Une quarantaine de morts dans la rue dans les Hauts-de-France


Le Nord est le troisième département de France le plus touché par la mortalité des sans domicile fixe. Une trentaine de décès chaque année. Ils sont une dizaine dans le Pas-de-Calais.

"Là, on va voir un monsieur qui est installé en tente à proximité de Lille. J’espère qu’on va le trouver", explique Arnaud Lexa, agent de maraude pour le Samu social en s'engouffrant avec son collègue dans un hangar désaffecté de la banlieue lilloise. 

Les affaires sont là, mais pas leur propriétaire. 
"On peut très bien se dire qu'on repassera ce soir. On va transmettre aux collègues. On repassera demain ou à un autre moment de la journée où on sera susceptible de rencontrer quelqu’un".
 
Une trentaine de morts dans la rue chaque année dans le Nord
► Reportage de T. Baudenaille-Pessotto / A. Morvan / A. Maquet 


Le manque de place d'hébergement 


L’équipe poursuit sa maraude, et retrouve Patrick. Connu du SAMU, confronté à la violence de la rue, il cherche une place en logement d'accueil depuis plusieurs mois.

"La vie elle est telle qu’elle est", nous dit Patrick fataliste. "Je ne me pose pas la question « un jour je vais mourir ». Pour moi le but, c'est que j'ai envie de m’en sortir"

"Il faut peut-être qu’on ait davantage de moyens parce qu'on en manque", enchaîne Arnaud du SAMU social. "A titre personnel, je n’accepte pas ces décès-là. Et je me bats pour ceux qui sont encore là."
 

Une mortalité dans la rue sous estimée 


Des décès auxquels est confronté depuis 2006, le collectif Mémoire et fraternité. A Lille, il s’occupe des enterrements de SDF, mais pas seulement.

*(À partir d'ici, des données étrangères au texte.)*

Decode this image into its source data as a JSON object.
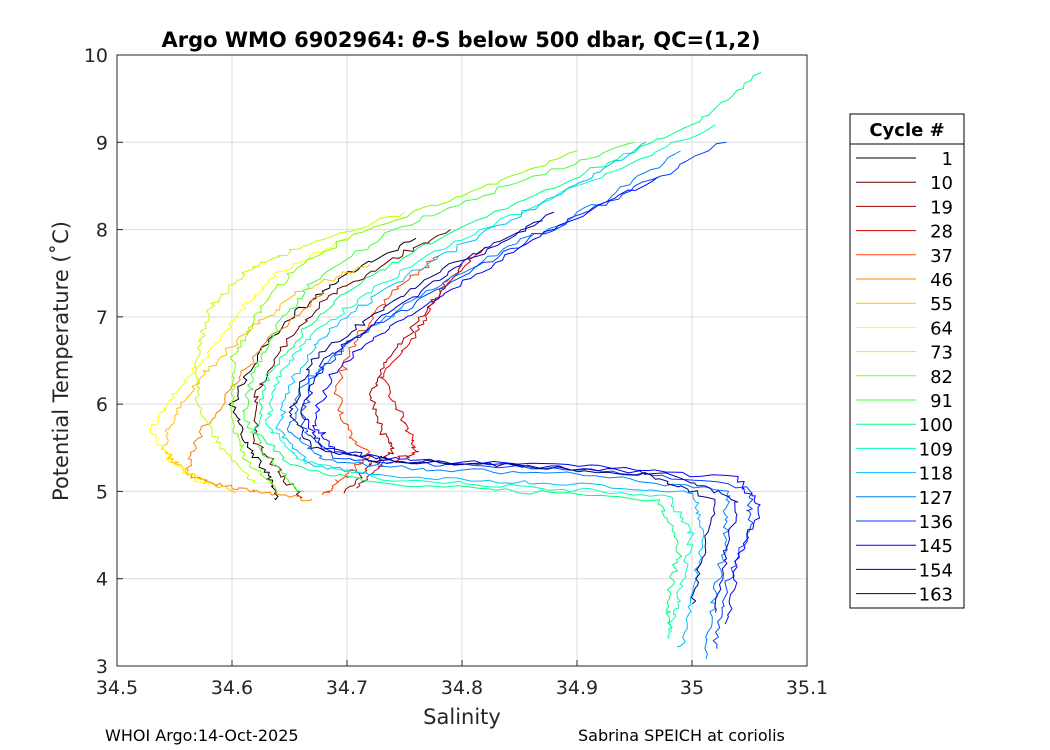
{
  "chart_data": {
    "type": "line",
    "title_prefix": "Argo WMO 6902964: ",
    "title_theta": "θ",
    "title_suffix": "-S below 500 dbar,  QC=(1,2)",
    "xlabel": "Salinity",
    "ylabel": "Potential Temperature (˚C)",
    "xlim": [
      34.5,
      35.1
    ],
    "ylim": [
      3,
      10
    ],
    "xticks": [
      34.5,
      34.6,
      34.7,
      34.8,
      34.9,
      35,
      35.1
    ],
    "xtick_labels": [
      "34.5",
      "34.6",
      "34.7",
      "34.8",
      "34.9",
      "35",
      "35.1"
    ],
    "yticks": [
      3,
      4,
      5,
      6,
      7,
      8,
      9,
      10
    ],
    "ytick_labels": [
      "3",
      "4",
      "5",
      "6",
      "7",
      "8",
      "9",
      "10"
    ],
    "grid": true,
    "legend_title": "Cycle #",
    "legend_position": "right-outside",
    "series": [
      {
        "name": "1",
        "color": "#000000",
        "points": [
          [
            34.64,
            4.9
          ],
          [
            34.63,
            5.2
          ],
          [
            34.61,
            5.6
          ],
          [
            34.6,
            6.0
          ],
          [
            34.62,
            6.5
          ],
          [
            34.66,
            7.1
          ],
          [
            34.7,
            7.5
          ],
          [
            34.76,
            7.9
          ]
        ]
      },
      {
        "name": "10",
        "color": "#600000",
        "points": [
          [
            34.66,
            4.93
          ],
          [
            34.64,
            5.25
          ],
          [
            34.62,
            5.6
          ],
          [
            34.62,
            6.1
          ],
          [
            34.64,
            6.6
          ],
          [
            34.68,
            7.2
          ],
          [
            34.73,
            7.6
          ],
          [
            34.79,
            8.0
          ]
        ]
      },
      {
        "name": "19",
        "color": "#a00000",
        "points": [
          [
            34.7,
            5.0
          ],
          [
            34.72,
            5.3
          ],
          [
            34.74,
            5.45
          ],
          [
            34.73,
            5.7
          ],
          [
            34.72,
            6.1
          ],
          [
            34.74,
            6.6
          ],
          [
            34.77,
            7.1
          ],
          [
            34.8,
            7.6
          ]
        ]
      },
      {
        "name": "28",
        "color": "#dd0000",
        "points": [
          [
            34.71,
            5.05
          ],
          [
            34.73,
            5.3
          ],
          [
            34.76,
            5.45
          ],
          [
            34.75,
            5.8
          ],
          [
            34.73,
            6.3
          ],
          [
            34.76,
            6.8
          ],
          [
            34.78,
            7.3
          ],
          [
            34.82,
            7.8
          ]
        ]
      },
      {
        "name": "37",
        "color": "#ff4000",
        "points": [
          [
            34.68,
            4.95
          ],
          [
            34.7,
            5.2
          ],
          [
            34.72,
            5.4
          ],
          [
            34.7,
            5.7
          ],
          [
            34.69,
            6.2
          ],
          [
            34.71,
            6.8
          ],
          [
            34.74,
            7.3
          ],
          [
            34.78,
            7.7
          ]
        ]
      },
      {
        "name": "46",
        "color": "#ff8000",
        "points": [
          [
            34.67,
            4.9
          ],
          [
            34.62,
            5.0
          ],
          [
            34.58,
            5.1
          ],
          [
            34.56,
            5.2
          ],
          [
            34.57,
            5.6
          ],
          [
            34.6,
            6.2
          ],
          [
            34.63,
            6.7
          ],
          [
            34.68,
            7.3
          ]
        ]
      },
      {
        "name": "55",
        "color": "#ffbf00",
        "points": [
          [
            34.6,
            5.0
          ],
          [
            34.56,
            5.2
          ],
          [
            34.54,
            5.5
          ],
          [
            34.55,
            5.9
          ],
          [
            34.58,
            6.4
          ],
          [
            34.62,
            6.9
          ],
          [
            34.66,
            7.3
          ],
          [
            34.72,
            7.6
          ]
        ]
      },
      {
        "name": "64",
        "color": "#ffff00",
        "points": [
          [
            34.58,
            5.05
          ],
          [
            34.55,
            5.3
          ],
          [
            34.53,
            5.7
          ],
          [
            34.55,
            6.1
          ],
          [
            34.58,
            6.6
          ],
          [
            34.61,
            7.1
          ],
          [
            34.64,
            7.5
          ],
          [
            34.7,
            7.9
          ]
        ]
      },
      {
        "name": "73",
        "color": "#bfff00",
        "points": [
          [
            34.62,
            5.1
          ],
          [
            34.59,
            5.5
          ],
          [
            34.57,
            6.0
          ],
          [
            34.57,
            6.6
          ],
          [
            34.58,
            7.1
          ],
          [
            34.61,
            7.5
          ],
          [
            34.66,
            7.8
          ],
          [
            34.75,
            8.2
          ]
        ]
      },
      {
        "name": "82",
        "color": "#80ff00",
        "points": [
          [
            34.64,
            5.0
          ],
          [
            34.61,
            5.4
          ],
          [
            34.6,
            5.9
          ],
          [
            34.6,
            6.5
          ],
          [
            34.62,
            7.0
          ],
          [
            34.65,
            7.5
          ],
          [
            34.7,
            7.9
          ],
          [
            34.8,
            8.4
          ],
          [
            34.9,
            8.9
          ]
        ]
      },
      {
        "name": "91",
        "color": "#40ff40",
        "points": [
          [
            34.66,
            5.0
          ],
          [
            34.63,
            5.4
          ],
          [
            34.61,
            5.9
          ],
          [
            34.62,
            6.4
          ],
          [
            34.64,
            6.9
          ],
          [
            34.67,
            7.4
          ],
          [
            34.74,
            8.0
          ],
          [
            34.84,
            8.5
          ],
          [
            34.95,
            9.0
          ]
        ]
      },
      {
        "name": "100",
        "color": "#00ff80",
        "points": [
          [
            34.98,
            3.3
          ],
          [
            34.98,
            3.8
          ],
          [
            34.99,
            4.4
          ],
          [
            34.97,
            4.9
          ],
          [
            34.85,
            5.0
          ],
          [
            34.72,
            5.1
          ],
          [
            34.65,
            5.3
          ],
          [
            34.62,
            5.7
          ],
          [
            34.63,
            6.3
          ],
          [
            34.66,
            6.8
          ],
          [
            34.7,
            7.3
          ],
          [
            34.78,
            7.9
          ],
          [
            34.9,
            8.6
          ],
          [
            35.0,
            9.2
          ],
          [
            35.06,
            9.8
          ]
        ]
      },
      {
        "name": "109",
        "color": "#00ffbf",
        "points": [
          [
            34.98,
            3.4
          ],
          [
            34.99,
            3.9
          ],
          [
            35.0,
            4.5
          ],
          [
            34.98,
            4.95
          ],
          [
            34.86,
            5.05
          ],
          [
            34.73,
            5.15
          ],
          [
            34.66,
            5.35
          ],
          [
            34.63,
            5.75
          ],
          [
            34.64,
            6.3
          ],
          [
            34.67,
            6.8
          ],
          [
            34.72,
            7.3
          ],
          [
            34.8,
            7.9
          ],
          [
            34.92,
            8.6
          ],
          [
            35.02,
            9.2
          ]
        ]
      },
      {
        "name": "118",
        "color": "#00bfff",
        "points": [
          [
            34.99,
            3.2
          ],
          [
            35.0,
            3.8
          ],
          [
            35.01,
            4.5
          ],
          [
            35.0,
            5.0
          ],
          [
            34.88,
            5.1
          ],
          [
            34.75,
            5.15
          ],
          [
            34.67,
            5.3
          ],
          [
            34.64,
            5.7
          ],
          [
            34.65,
            6.2
          ],
          [
            34.68,
            6.8
          ],
          [
            34.73,
            7.3
          ],
          [
            34.81,
            7.9
          ],
          [
            34.9,
            8.5
          ],
          [
            34.96,
            9.0
          ]
        ]
      },
      {
        "name": "127",
        "color": "#0080ff",
        "points": [
          [
            35.01,
            3.1
          ],
          [
            35.02,
            3.8
          ],
          [
            35.03,
            4.5
          ],
          [
            35.03,
            5.0
          ],
          [
            34.9,
            5.2
          ],
          [
            34.77,
            5.25
          ],
          [
            34.68,
            5.35
          ],
          [
            34.65,
            5.7
          ],
          [
            34.66,
            6.2
          ],
          [
            34.7,
            6.7
          ],
          [
            34.76,
            7.2
          ],
          [
            34.84,
            7.8
          ],
          [
            34.92,
            8.3
          ],
          [
            34.99,
            8.9
          ]
        ]
      },
      {
        "name": "136",
        "color": "#0040ff",
        "points": [
          [
            35.02,
            3.2
          ],
          [
            35.03,
            3.9
          ],
          [
            35.05,
            4.6
          ],
          [
            35.05,
            5.05
          ],
          [
            34.92,
            5.25
          ],
          [
            34.78,
            5.3
          ],
          [
            34.69,
            5.4
          ],
          [
            34.66,
            5.75
          ],
          [
            34.67,
            6.3
          ],
          [
            34.71,
            6.8
          ],
          [
            34.78,
            7.3
          ],
          [
            34.86,
            7.9
          ],
          [
            34.94,
            8.4
          ],
          [
            35.03,
            9.0
          ]
        ]
      },
      {
        "name": "145",
        "color": "#0000ff",
        "points": [
          [
            35.03,
            3.5
          ],
          [
            35.04,
            4.2
          ],
          [
            35.06,
            4.8
          ],
          [
            35.04,
            5.15
          ],
          [
            34.9,
            5.3
          ],
          [
            34.76,
            5.35
          ],
          [
            34.69,
            5.45
          ],
          [
            34.67,
            5.8
          ],
          [
            34.69,
            6.4
          ],
          [
            34.74,
            6.9
          ],
          [
            34.8,
            7.4
          ],
          [
            34.88,
            8.0
          ],
          [
            34.97,
            8.6
          ]
        ]
      },
      {
        "name": "154",
        "color": "#0000bf",
        "points": [
          [
            35.02,
            3.6
          ],
          [
            35.03,
            4.3
          ],
          [
            35.04,
            4.9
          ],
          [
            34.98,
            5.2
          ],
          [
            34.85,
            5.3
          ],
          [
            34.74,
            5.35
          ],
          [
            34.68,
            5.5
          ],
          [
            34.66,
            5.9
          ],
          [
            34.68,
            6.5
          ],
          [
            34.73,
            7.0
          ],
          [
            34.8,
            7.6
          ],
          [
            34.88,
            8.2
          ]
        ]
      },
      {
        "name": "163",
        "color": "#000080",
        "points": [
          [
            35.0,
            3.7
          ],
          [
            35.01,
            4.3
          ],
          [
            35.02,
            4.9
          ],
          [
            34.96,
            5.2
          ],
          [
            34.84,
            5.3
          ],
          [
            34.73,
            5.35
          ],
          [
            34.67,
            5.5
          ],
          [
            34.65,
            5.9
          ],
          [
            34.67,
            6.5
          ],
          [
            34.72,
            7.0
          ],
          [
            34.79,
            7.6
          ],
          [
            34.87,
            8.1
          ]
        ]
      }
    ]
  },
  "footer": {
    "left": "WHOI Argo:14-Oct-2025",
    "right": "Sabrina SPEICH at coriolis"
  }
}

Maxime Poublanc est l'un de ses membres : "L’expérience d’une vie à la rue, de la précarité, ça laisse des marques", explique-t-il. "Il y a la part que l’on connaît des personnes qui décèdent à la rue, et puis il y a la part de toutes les personnes qui vont mourir de causes diverses, de façon prématurée par rapport à l’espérance de vie en France".
 

Au total, 566 personnes sont mortes dans la rue en France en 2018, selon les chiffres communiqués par le collectif "les morts dans la rue". 55 de plus qu'en 2017. Des chiffres qui seraient en réalité six fois supérieurs d’après les associations.